Moim marzeniem jest aby w końcu na wadze ujrzeć 6 z przodu. Już dawno nie miałam wagi poniżej 70. Rok temu po drugiej ciąży miałam postanowienie noworoczne żeby schudnąć 10 kg i to było z wagi 85 kg na 75 kg. Bardzo byłam z tego dumna jak osiągnęłam ten cel a najmilszy moment był wtedy gdy na wadze ujrzałam "7" - to było coś. Jak straciłam te 10 kg waga momentalnie się zatrzymała i nie chciała drgnąć w dół za nic w świecie.
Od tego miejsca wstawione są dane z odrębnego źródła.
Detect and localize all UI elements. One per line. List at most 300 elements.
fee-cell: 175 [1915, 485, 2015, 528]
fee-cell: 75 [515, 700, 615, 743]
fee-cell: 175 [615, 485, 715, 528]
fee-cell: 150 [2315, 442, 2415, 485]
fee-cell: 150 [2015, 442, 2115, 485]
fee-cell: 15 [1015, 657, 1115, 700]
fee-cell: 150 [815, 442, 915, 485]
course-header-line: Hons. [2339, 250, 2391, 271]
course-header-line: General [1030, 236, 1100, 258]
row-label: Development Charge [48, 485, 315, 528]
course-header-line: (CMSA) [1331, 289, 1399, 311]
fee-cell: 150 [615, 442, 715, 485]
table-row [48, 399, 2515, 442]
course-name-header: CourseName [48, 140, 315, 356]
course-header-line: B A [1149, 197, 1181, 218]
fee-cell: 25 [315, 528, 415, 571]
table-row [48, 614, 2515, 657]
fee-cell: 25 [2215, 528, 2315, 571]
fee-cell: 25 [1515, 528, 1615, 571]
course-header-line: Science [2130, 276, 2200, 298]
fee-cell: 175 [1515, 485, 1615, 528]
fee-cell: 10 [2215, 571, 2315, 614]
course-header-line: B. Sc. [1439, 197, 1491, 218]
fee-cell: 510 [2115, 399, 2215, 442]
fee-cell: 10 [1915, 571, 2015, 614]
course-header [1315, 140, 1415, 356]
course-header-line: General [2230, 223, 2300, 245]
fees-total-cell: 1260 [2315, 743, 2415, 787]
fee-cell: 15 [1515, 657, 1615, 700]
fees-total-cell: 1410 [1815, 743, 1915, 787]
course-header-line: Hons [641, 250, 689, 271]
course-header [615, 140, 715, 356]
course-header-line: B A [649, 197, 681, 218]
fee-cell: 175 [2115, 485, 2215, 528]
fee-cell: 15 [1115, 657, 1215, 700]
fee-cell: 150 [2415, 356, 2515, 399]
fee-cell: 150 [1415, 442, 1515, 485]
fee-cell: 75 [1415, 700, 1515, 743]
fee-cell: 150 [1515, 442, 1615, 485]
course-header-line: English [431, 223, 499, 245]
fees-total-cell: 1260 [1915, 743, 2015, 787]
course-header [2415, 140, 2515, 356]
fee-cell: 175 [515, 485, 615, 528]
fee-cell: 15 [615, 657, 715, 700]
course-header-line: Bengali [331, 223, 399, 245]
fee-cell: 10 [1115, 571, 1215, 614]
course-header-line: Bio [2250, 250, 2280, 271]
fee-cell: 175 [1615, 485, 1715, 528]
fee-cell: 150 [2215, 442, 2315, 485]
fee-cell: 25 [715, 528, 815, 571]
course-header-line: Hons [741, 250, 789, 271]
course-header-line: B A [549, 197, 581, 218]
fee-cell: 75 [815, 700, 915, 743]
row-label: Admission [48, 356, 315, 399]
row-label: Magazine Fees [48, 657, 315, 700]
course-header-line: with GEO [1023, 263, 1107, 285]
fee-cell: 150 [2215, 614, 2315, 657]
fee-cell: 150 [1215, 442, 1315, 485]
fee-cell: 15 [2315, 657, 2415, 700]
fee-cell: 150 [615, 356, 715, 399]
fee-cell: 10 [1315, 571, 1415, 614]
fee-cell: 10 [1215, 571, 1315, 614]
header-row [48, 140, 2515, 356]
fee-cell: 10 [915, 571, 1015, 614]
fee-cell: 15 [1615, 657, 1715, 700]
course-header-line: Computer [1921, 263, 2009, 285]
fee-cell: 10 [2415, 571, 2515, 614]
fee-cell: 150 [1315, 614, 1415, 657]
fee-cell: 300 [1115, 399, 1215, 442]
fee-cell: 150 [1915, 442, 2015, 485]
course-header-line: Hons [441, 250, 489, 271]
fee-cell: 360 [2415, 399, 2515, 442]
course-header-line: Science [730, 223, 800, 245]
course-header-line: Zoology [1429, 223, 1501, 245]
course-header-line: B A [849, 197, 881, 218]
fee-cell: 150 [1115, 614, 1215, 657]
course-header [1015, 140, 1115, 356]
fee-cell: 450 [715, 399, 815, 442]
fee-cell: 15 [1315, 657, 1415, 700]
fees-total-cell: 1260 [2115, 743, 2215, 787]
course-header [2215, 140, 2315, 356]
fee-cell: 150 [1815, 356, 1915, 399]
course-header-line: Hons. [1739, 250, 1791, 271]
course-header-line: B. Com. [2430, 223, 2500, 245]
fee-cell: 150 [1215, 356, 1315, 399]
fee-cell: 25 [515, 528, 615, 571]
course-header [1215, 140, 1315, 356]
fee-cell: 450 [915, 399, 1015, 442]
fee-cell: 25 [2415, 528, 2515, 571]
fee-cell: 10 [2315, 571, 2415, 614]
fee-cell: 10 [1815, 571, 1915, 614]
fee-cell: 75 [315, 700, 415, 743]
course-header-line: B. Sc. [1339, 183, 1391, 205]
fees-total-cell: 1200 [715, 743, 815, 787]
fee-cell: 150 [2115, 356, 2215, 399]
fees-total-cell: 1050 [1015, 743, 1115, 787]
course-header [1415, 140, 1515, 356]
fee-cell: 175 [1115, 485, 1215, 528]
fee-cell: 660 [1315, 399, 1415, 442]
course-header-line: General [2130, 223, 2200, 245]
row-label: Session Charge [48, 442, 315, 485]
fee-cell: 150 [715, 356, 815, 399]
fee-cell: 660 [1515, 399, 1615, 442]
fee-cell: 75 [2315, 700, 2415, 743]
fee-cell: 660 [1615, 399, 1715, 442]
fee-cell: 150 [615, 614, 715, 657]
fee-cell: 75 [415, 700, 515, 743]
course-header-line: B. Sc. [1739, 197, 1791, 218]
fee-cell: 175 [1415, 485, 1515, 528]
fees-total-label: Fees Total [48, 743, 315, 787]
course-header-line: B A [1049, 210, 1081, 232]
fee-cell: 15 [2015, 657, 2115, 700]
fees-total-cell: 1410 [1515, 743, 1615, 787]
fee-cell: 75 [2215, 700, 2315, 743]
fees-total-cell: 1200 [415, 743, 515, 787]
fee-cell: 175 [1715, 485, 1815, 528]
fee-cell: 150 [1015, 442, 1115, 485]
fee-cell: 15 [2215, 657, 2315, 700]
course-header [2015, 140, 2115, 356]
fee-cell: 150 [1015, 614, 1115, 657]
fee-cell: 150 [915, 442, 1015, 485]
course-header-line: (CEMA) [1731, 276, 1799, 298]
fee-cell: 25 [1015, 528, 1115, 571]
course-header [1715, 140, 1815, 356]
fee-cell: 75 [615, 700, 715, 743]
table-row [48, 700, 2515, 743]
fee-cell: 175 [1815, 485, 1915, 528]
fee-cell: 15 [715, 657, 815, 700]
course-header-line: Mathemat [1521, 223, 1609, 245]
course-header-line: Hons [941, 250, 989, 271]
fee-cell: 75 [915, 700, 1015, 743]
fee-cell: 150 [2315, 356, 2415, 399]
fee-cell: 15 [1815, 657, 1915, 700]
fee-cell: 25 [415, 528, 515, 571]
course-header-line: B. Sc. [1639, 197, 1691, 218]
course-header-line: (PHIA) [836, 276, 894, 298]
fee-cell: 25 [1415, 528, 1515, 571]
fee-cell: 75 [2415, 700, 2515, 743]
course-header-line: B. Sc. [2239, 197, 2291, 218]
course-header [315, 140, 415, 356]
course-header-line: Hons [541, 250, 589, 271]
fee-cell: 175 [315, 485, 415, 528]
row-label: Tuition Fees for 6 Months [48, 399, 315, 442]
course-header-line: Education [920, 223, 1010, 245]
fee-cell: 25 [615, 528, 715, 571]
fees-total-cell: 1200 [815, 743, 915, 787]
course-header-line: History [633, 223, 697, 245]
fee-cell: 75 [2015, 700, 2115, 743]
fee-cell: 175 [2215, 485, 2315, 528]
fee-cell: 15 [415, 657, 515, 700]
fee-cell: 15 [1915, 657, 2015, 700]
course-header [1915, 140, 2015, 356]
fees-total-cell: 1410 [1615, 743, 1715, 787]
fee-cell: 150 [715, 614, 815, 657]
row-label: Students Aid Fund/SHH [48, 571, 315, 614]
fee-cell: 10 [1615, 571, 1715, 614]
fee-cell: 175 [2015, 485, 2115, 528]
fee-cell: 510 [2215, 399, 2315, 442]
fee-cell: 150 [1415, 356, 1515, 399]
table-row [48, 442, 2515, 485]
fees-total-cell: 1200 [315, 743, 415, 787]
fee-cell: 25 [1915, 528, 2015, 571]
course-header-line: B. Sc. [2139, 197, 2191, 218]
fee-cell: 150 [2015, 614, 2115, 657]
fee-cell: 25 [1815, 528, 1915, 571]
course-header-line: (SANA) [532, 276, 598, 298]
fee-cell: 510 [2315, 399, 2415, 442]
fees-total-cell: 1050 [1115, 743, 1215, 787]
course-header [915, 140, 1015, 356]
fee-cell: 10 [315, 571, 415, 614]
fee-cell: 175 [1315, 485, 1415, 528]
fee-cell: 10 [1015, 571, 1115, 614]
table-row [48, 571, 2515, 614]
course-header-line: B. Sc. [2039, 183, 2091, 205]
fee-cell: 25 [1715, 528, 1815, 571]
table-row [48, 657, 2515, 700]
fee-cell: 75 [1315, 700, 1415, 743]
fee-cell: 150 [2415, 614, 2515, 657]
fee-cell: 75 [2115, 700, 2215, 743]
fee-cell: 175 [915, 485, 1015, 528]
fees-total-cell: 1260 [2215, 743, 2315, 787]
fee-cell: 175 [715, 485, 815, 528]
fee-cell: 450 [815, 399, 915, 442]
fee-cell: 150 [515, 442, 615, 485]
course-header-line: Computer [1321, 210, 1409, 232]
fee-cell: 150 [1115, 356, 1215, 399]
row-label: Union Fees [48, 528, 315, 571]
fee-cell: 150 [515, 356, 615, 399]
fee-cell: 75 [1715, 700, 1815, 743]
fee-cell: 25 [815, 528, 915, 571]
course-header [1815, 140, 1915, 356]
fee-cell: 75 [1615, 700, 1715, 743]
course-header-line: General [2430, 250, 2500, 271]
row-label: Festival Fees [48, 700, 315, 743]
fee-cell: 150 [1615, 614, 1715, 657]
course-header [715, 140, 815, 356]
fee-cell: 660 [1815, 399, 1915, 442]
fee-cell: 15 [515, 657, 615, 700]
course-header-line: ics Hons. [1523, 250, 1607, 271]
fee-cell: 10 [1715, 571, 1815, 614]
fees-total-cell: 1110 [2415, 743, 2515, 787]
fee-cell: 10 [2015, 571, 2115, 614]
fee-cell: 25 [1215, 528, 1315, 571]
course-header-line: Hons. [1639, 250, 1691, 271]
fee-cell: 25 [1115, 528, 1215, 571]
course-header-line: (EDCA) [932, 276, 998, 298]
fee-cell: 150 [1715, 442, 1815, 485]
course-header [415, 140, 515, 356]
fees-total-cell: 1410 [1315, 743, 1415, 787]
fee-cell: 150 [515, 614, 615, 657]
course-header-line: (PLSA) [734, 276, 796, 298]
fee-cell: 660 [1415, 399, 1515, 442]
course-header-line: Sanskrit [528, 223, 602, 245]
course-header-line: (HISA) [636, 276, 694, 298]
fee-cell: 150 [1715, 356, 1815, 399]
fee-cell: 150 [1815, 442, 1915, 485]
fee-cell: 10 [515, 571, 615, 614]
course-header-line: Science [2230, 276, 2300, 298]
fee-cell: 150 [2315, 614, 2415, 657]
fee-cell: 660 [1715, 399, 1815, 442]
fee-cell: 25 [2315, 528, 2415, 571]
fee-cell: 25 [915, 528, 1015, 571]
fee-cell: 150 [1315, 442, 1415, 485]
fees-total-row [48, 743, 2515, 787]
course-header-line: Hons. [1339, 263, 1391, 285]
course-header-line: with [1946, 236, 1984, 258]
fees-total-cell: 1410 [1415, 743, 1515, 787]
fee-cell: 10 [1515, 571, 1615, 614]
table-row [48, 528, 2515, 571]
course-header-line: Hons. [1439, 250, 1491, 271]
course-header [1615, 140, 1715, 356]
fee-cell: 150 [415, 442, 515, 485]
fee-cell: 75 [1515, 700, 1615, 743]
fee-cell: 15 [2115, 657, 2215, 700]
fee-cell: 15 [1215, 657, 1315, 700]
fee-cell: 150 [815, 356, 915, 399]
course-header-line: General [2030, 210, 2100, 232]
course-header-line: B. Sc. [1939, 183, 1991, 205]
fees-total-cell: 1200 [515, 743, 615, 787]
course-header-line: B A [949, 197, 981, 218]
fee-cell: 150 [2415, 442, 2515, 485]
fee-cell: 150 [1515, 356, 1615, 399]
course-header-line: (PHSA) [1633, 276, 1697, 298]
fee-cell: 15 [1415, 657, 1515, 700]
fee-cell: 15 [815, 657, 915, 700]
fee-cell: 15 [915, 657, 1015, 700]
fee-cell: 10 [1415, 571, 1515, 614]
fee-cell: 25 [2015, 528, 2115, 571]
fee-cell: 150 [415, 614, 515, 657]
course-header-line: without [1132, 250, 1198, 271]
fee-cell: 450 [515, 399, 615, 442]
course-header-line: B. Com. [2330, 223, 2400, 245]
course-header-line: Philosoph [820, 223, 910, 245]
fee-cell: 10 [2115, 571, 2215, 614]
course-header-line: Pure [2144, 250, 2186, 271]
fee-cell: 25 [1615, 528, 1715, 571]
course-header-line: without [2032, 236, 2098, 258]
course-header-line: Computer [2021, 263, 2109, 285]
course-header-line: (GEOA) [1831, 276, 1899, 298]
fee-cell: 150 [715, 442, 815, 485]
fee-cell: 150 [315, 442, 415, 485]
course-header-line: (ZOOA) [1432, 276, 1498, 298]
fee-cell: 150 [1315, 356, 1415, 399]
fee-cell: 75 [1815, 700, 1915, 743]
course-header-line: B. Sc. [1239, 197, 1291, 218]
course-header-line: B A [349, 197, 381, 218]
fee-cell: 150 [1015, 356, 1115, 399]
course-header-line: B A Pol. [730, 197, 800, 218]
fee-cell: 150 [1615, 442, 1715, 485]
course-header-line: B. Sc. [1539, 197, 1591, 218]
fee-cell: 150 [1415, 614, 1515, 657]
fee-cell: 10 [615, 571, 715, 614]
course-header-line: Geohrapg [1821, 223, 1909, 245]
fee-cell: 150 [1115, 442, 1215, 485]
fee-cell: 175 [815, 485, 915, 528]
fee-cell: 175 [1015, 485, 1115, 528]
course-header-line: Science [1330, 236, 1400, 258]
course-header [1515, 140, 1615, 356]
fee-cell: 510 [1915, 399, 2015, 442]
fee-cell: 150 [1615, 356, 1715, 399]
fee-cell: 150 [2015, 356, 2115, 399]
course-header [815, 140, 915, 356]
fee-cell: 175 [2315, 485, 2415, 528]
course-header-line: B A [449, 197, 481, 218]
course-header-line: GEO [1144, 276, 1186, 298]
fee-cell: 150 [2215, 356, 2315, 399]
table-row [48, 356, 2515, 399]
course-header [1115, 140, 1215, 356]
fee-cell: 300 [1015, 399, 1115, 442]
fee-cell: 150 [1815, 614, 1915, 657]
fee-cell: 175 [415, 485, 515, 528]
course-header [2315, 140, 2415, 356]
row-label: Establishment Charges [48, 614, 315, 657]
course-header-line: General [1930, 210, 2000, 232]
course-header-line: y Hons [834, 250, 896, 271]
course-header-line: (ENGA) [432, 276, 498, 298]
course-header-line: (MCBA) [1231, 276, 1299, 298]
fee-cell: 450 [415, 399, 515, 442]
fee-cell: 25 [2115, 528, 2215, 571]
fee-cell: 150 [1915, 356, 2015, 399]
Dałam sobie następną obietnicę, że muszę ustabilizować wagę i nie dopuścić do efektu jojo (przynajmniej rok, a po roku kolejna próba chudnięcia). Minął rok i 3 miesiące moja waga teraz podniosła się o 3 kg i zaświeciła mi się lampka i przypomniałam sobie, że już czas na mnie aby znów coś zrobić z nadmiernymi kilogramami. Długo się wahałam, czy wykupić dietę Vitalia, ale w końcu podjęłam decyzję i stwierdziłam że to inwestycja w samą siebie. Wiecznie człowiek biega za kimś ale nie pomyśli nad sobą! Trzeba to zmienić! Trzeba zacząć być asertywnym i bardziej "samolubnym" w dobrym tego słowa znaczeniu. Bo kto inny jest ważny? Owszem mamy swoich partnerów życiowych, mamy dzieci, osoby które zawsze będą dla nas ważne, ale jeśli nie zadbamy same o siebie to te ważne dla nas osoby wcześniej czy później nas stracą. Nie chodzi przecież o to że mamy chodzić jak maszyny, które automatycznie wszystko robią: wstają, szykują śniadanie, odwożą do przedszkola/szkoły, robią obiad, sprzątają, znowu kolacja i spać itd itd. Myślami wciąż poza zasięgiem. Mamy być i uczestniczyć w ich życiu a oni w naszym. Bez chwil dla siebie nie zdobędziemy uśmiechu na twarzy bo będziemy wiecznie zmęczone aby ten grymas uwidocznić. 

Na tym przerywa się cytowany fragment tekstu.